DCI Allinson surveyed the crime scene. It was a living room like any other in Britain. Magnolia walls, IKEA coffee table, a ridiculously bulky widescreen plasma TV burbling in the corner. And on the sofa, Mr McCarthy, a middle-aged man in decent shape, lying sprawled with a large wooden stake through his heart.
I should get one of those TVs, thought Allinson.
His gaze fell on the man’s wife, sitting on the tastefully-upholstered armchair. She appeared distraught, hands shaking as she drew hungrily on a cigarette.
Allinson’s partner, DCI Welsh, was taking notes in his little pad.
“And you admit you stabbed your husband through the heart?” said Allinson.

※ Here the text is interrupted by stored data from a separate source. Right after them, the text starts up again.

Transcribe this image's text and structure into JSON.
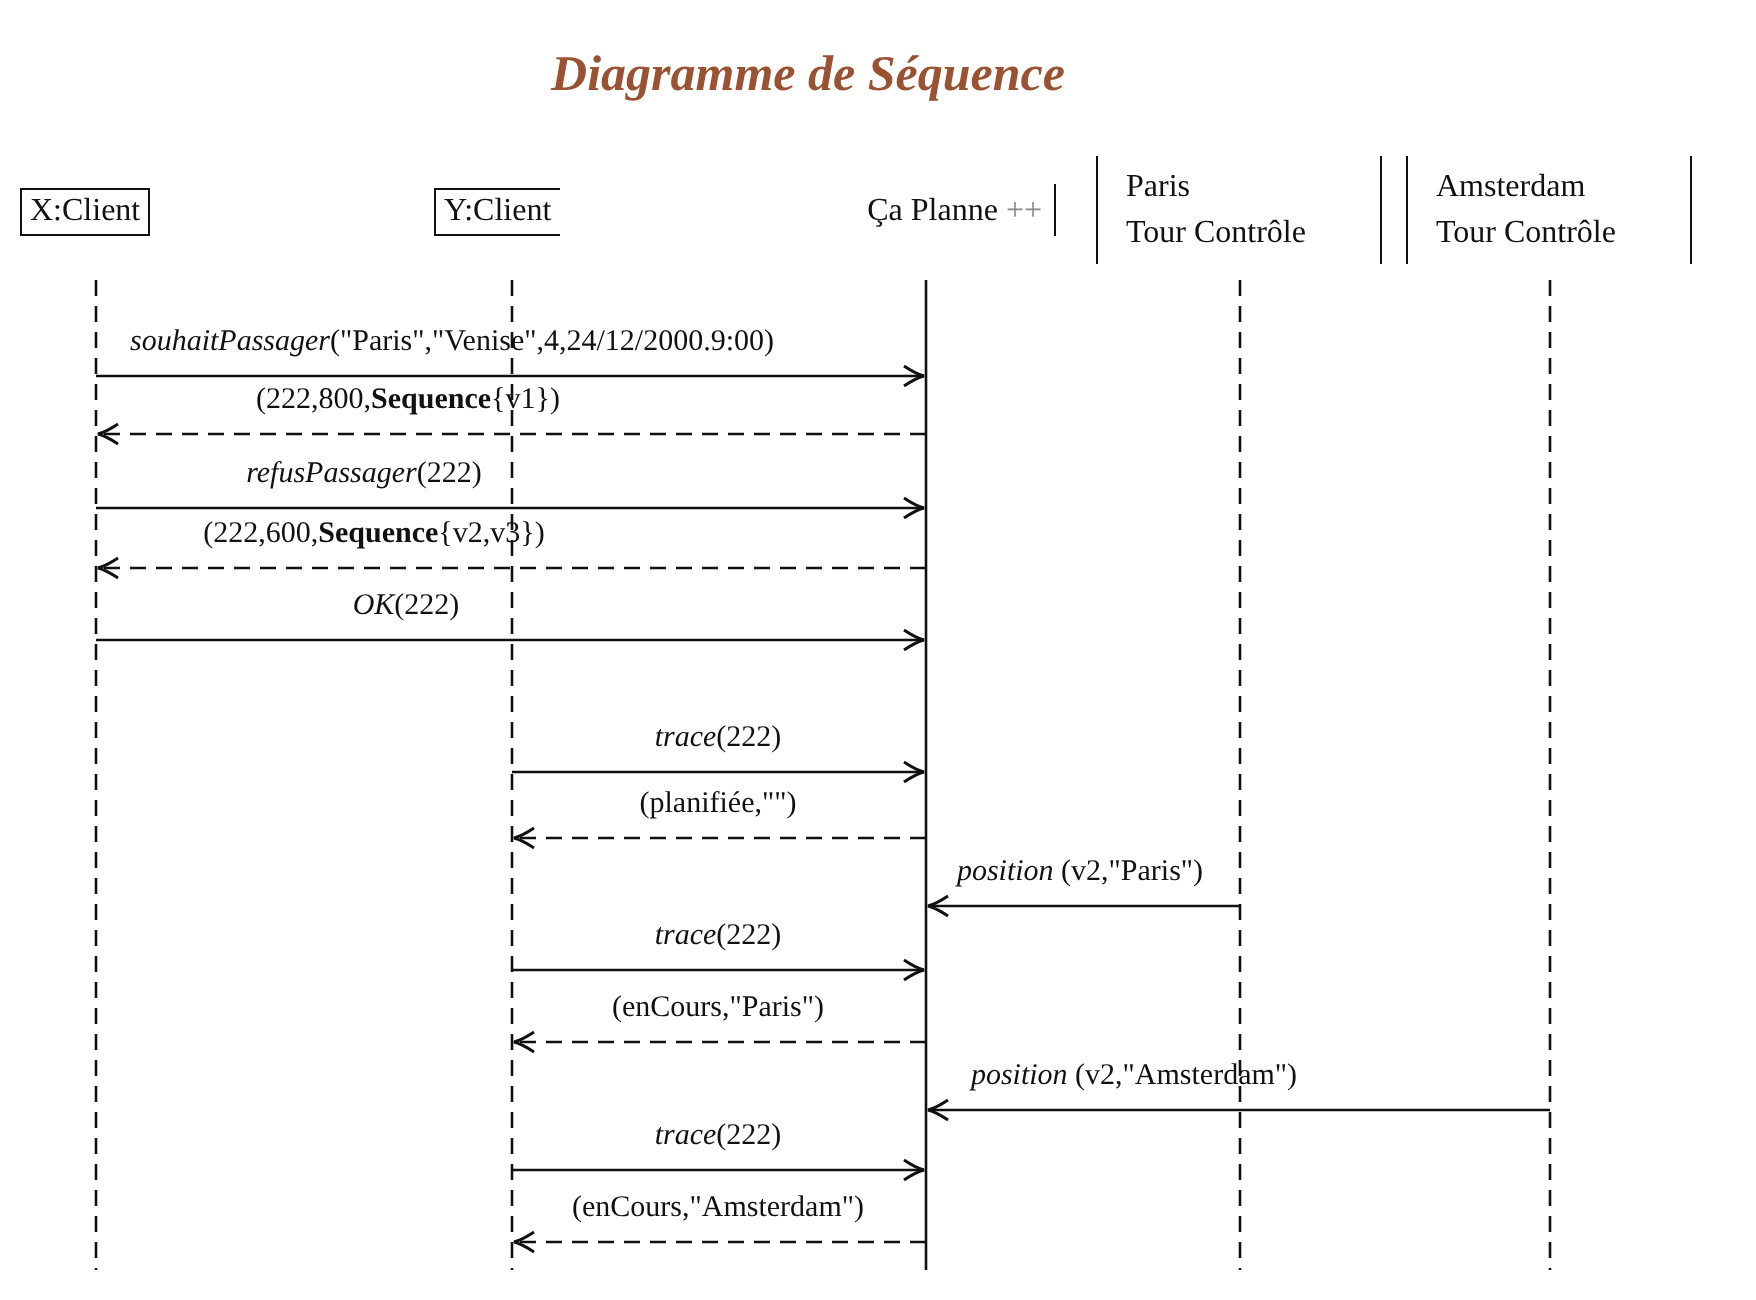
{
  "title": "Diagramme de Séquence",
  "participants": [
    {
      "kind": "box",
      "lines": [
        "X:Client"
      ]
    },
    {
      "kind": "open-box",
      "lines": [
        "Y:Client"
      ]
    },
    {
      "kind": "bar",
      "lines": [
        "Ça Planne"
      ],
      "suffix": "++"
    },
    {
      "kind": "bracketed",
      "lines": [
        "Paris",
        "Tour Contrôle"
      ]
    },
    {
      "kind": "bracketed",
      "lines": [
        "Amsterdam",
        "Tour Contrôle"
      ]
    }
  ],
  "messages": [
    {
      "kind": "call",
      "label": "*souhaitPassager*(\"Paris\",\"Venise\",4,24/12/2000.9:00)"
    },
    {
      "kind": "reply",
      "label": "(222,800,**Sequence**{v1})"
    },
    {
      "kind": "call",
      "label": "*refusPassager*(222)"
    },
    {
      "kind": "reply",
      "label": "(222,600,**Sequence**{v2,v3})"
    },
    {
      "kind": "call",
      "label": "*OK*(222)"
    },
    {
      "kind": "call",
      "label": "*trace*(222)"
    },
    {
      "kind": "reply",
      "label": "(planifiée,\"\")"
    },
    {
      "kind": "call",
      "label": "*position* (v2,\"Paris\")"
    },
    {
      "kind": "call",
      "label": "*trace*(222)"
    },
    {
      "kind": "reply",
      "label": "(enCours,\"Paris\")"
    },
    {
      "kind": "call",
      "label": "*position* (v2,\"Amsterdam\")"
    },
    {
      "kind": "call",
      "label": "*trace*(222)"
    },
    {
      "kind": "reply",
      "label": "(enCours,\"Amsterdam\")"
    }
  ]
}
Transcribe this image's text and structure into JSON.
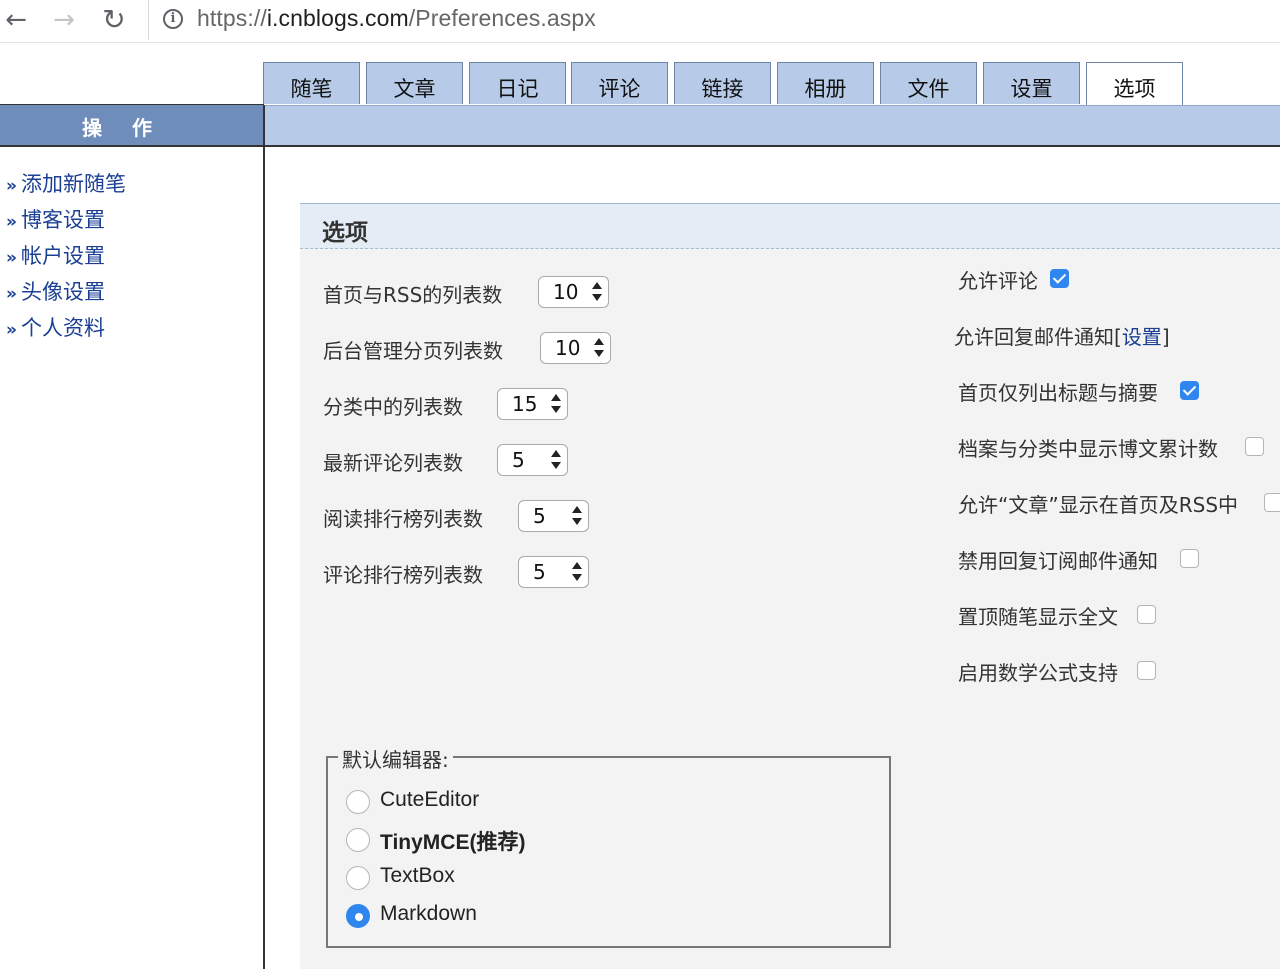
{
  "browser": {
    "url_scheme": "https://",
    "url_host": "i.cnblogs.com",
    "url_path": "/Preferences.aspx"
  },
  "tabs": [
    {
      "label": "随笔",
      "active": false
    },
    {
      "label": "文章",
      "active": false
    },
    {
      "label": "日记",
      "active": false
    },
    {
      "label": "评论",
      "active": false
    },
    {
      "label": "链接",
      "active": false
    },
    {
      "label": "相册",
      "active": false
    },
    {
      "label": "文件",
      "active": false
    },
    {
      "label": "设置",
      "active": false
    },
    {
      "label": "选项",
      "active": true
    }
  ],
  "sidebar": {
    "header": "操作",
    "bullet": "»",
    "links": [
      "添加新随笔",
      "博客设置",
      "帐户设置",
      "头像设置",
      "个人资料"
    ]
  },
  "panel": {
    "title": "选项",
    "selects": [
      {
        "label": "首页与RSS的列表数",
        "value": "10"
      },
      {
        "label": "后台管理分页列表数",
        "value": "10"
      },
      {
        "label": "分类中的列表数",
        "value": "15"
      },
      {
        "label": "最新评论列表数",
        "value": "5"
      },
      {
        "label": "阅读排行榜列表数",
        "value": "5"
      },
      {
        "label": "评论排行榜列表数",
        "value": "5"
      }
    ],
    "checks": [
      {
        "label": "允许评论",
        "checked": true
      },
      {
        "label": "允许回复邮件通知",
        "link_open": "[",
        "link": "设置",
        "link_close": "]"
      },
      {
        "label": "首页仅列出标题与摘要",
        "checked": true
      },
      {
        "label": "档案与分类中显示博文累计数",
        "checked": false
      },
      {
        "label": "允许“文章”显示在首页及RSS中",
        "checked": false
      },
      {
        "label": "禁用回复订阅邮件通知",
        "checked": false
      },
      {
        "label": "置顶随笔显示全文",
        "checked": false
      },
      {
        "label": "启用数学公式支持",
        "checked": false
      }
    ],
    "editor": {
      "legend": "默认编辑器:",
      "options": [
        {
          "label": "CuteEditor",
          "selected": false
        },
        {
          "label": "TinyMCE(推荐)",
          "selected": false
        },
        {
          "label": "TextBox",
          "selected": false
        },
        {
          "label": "Markdown",
          "selected": true
        }
      ]
    }
  }
}
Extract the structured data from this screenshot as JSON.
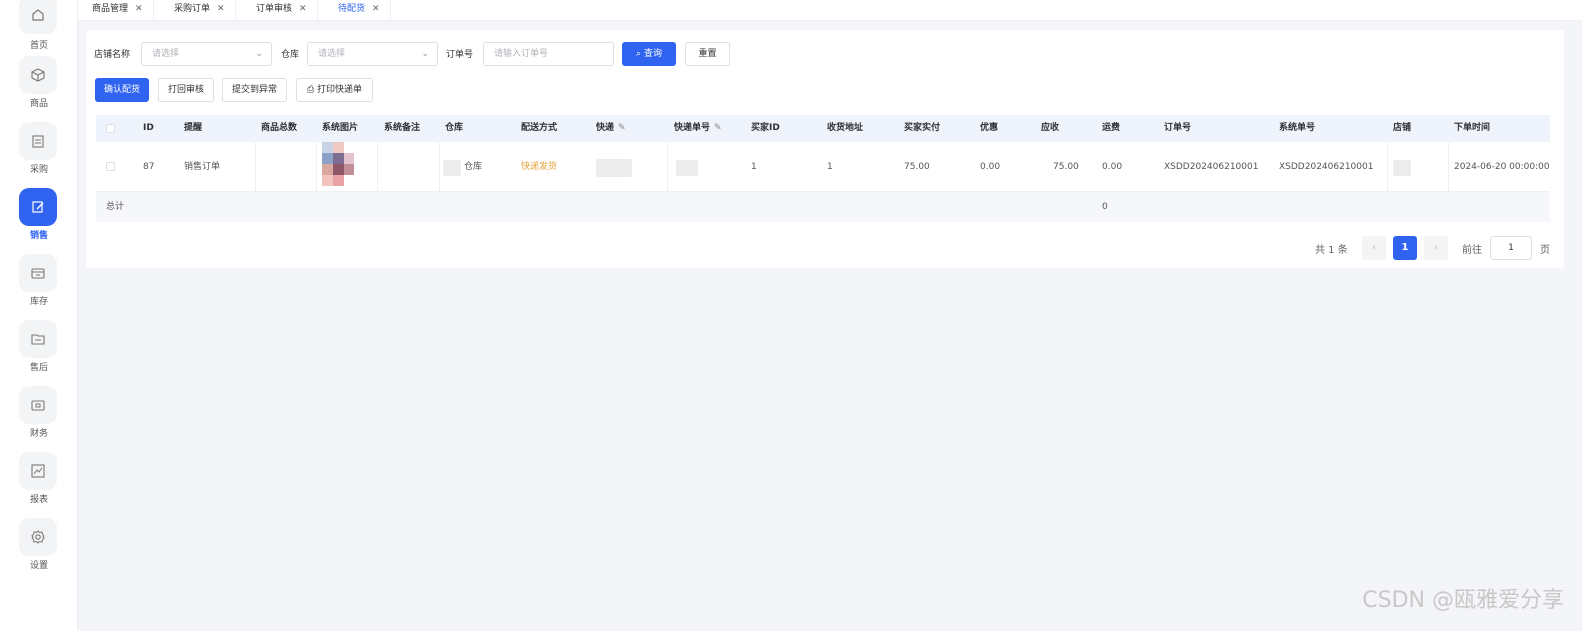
{
  "sidebar": {
    "items": [
      {
        "label": "首页",
        "icon": "home-icon"
      },
      {
        "label": "商品",
        "icon": "box-icon"
      },
      {
        "label": "采购",
        "icon": "calendar-icon"
      },
      {
        "label": "销售",
        "icon": "edit-icon"
      },
      {
        "label": "库存",
        "icon": "inventory-icon"
      },
      {
        "label": "售后",
        "icon": "folder-icon"
      },
      {
        "label": "财务",
        "icon": "wallet-icon"
      },
      {
        "label": "报表",
        "icon": "chart-icon"
      },
      {
        "label": "设置",
        "icon": "gear-icon"
      }
    ],
    "active_index": 3,
    "accent_color": "#2f63f0"
  },
  "tabs": [
    {
      "label": "商品管理"
    },
    {
      "label": "采购订单"
    },
    {
      "label": "订单审核"
    },
    {
      "label": "待配货"
    }
  ],
  "filters": {
    "shop_label": "店铺名称",
    "shop_placeholder": "请选择",
    "warehouse_label": "仓库",
    "warehouse_placeholder": "请选择",
    "order_label": "订单号",
    "order_placeholder": "请输入订单号",
    "search_label": "查询",
    "reset_label": "重置"
  },
  "actions": {
    "confirm_label": "确认配货",
    "print_audit_label": "打回审核",
    "submit_abnormal_label": "提交到异常",
    "print_express_label": "打印快递单"
  },
  "table": {
    "headers": [
      "ID",
      "提醒",
      "商品总数",
      "系统图片",
      "系统备注",
      "仓库",
      "配送方式",
      "快递",
      "快递单号",
      "买家ID",
      "收货地址",
      "买家实付",
      "优惠",
      "应收",
      "运费",
      "订单号",
      "系统单号",
      "店铺",
      "下单时间"
    ],
    "rows": [
      {
        "id": "87",
        "remind": "销售订单",
        "warehouse": "仓库",
        "delivery": "快递发货",
        "buyer_id": "1",
        "address": "1",
        "paid": "75.00",
        "discount": "0.00",
        "receivable": "75.00",
        "shipping": "0.00",
        "order_no": "XSDD202406210001",
        "system_no": "XSDD202406210001",
        "order_time": "2024-06-20 00:00:00"
      }
    ],
    "footer_label": "总计",
    "footer_shipping_total": "0"
  },
  "pagination": {
    "total_text": "共 1 条",
    "current_page": "1",
    "goto_label": "前往",
    "goto_value": "1",
    "page_unit": "页"
  },
  "watermark": "CSDN @瓯雅爱分享"
}
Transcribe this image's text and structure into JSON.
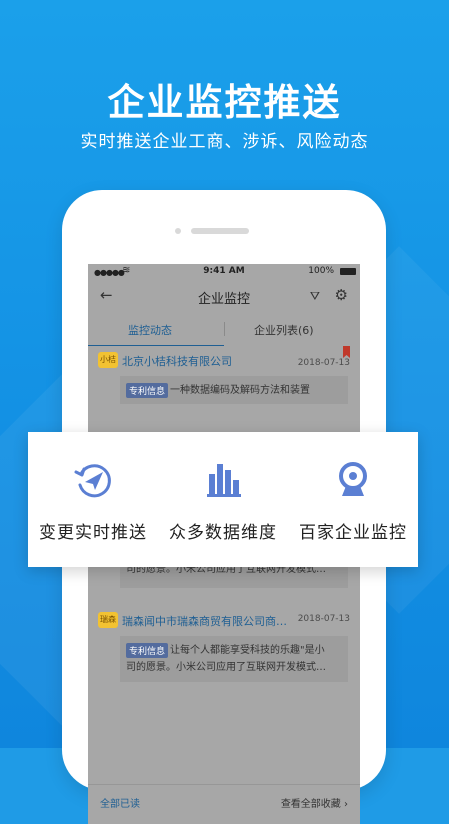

“Yes. I… I had to. It was self defence. He was a vampire.” said Mrs McCarthy.
Welsh looked up from his pad.
“He was a… I’m sorry, what?” asked Allinson.
“A vampire. Nosferatu.”
“Um…” He glanced over at Welsh. Welsh looked confused.
“How many eff’s in Nosferatu?” asked Welsh.
Allinson looked up at the ceiling for a moment. Nice cornicing.
“If you don’t mind me asking,” he said, eyes returning to the suspect, “what led you to believe that your husband was a… a vampire?”
“Well… he wore a lot of black”
“And he… he didn’t like garlic,” she added.
“What? Oh for… you’re telling me you killed your husband because… Jesus Christ. Look, I’m wearing black and I don’t like garlic. Are you going to..?”
With a scream DCI Welsh leapt to the sofa, wrenched the stake from Mr McCarthy’s body, turned and thrust it into DCI Allinson’s chest.
As Allinson sank to the carpet, gurgling, Welsh knelt by Mrs McCarthy and laid a calming hand on her shoulder.
“There there, it’s OK. I am so sorry,” said DCI Welsh. “I had no idea. Dirty vampires, they get everywhere.”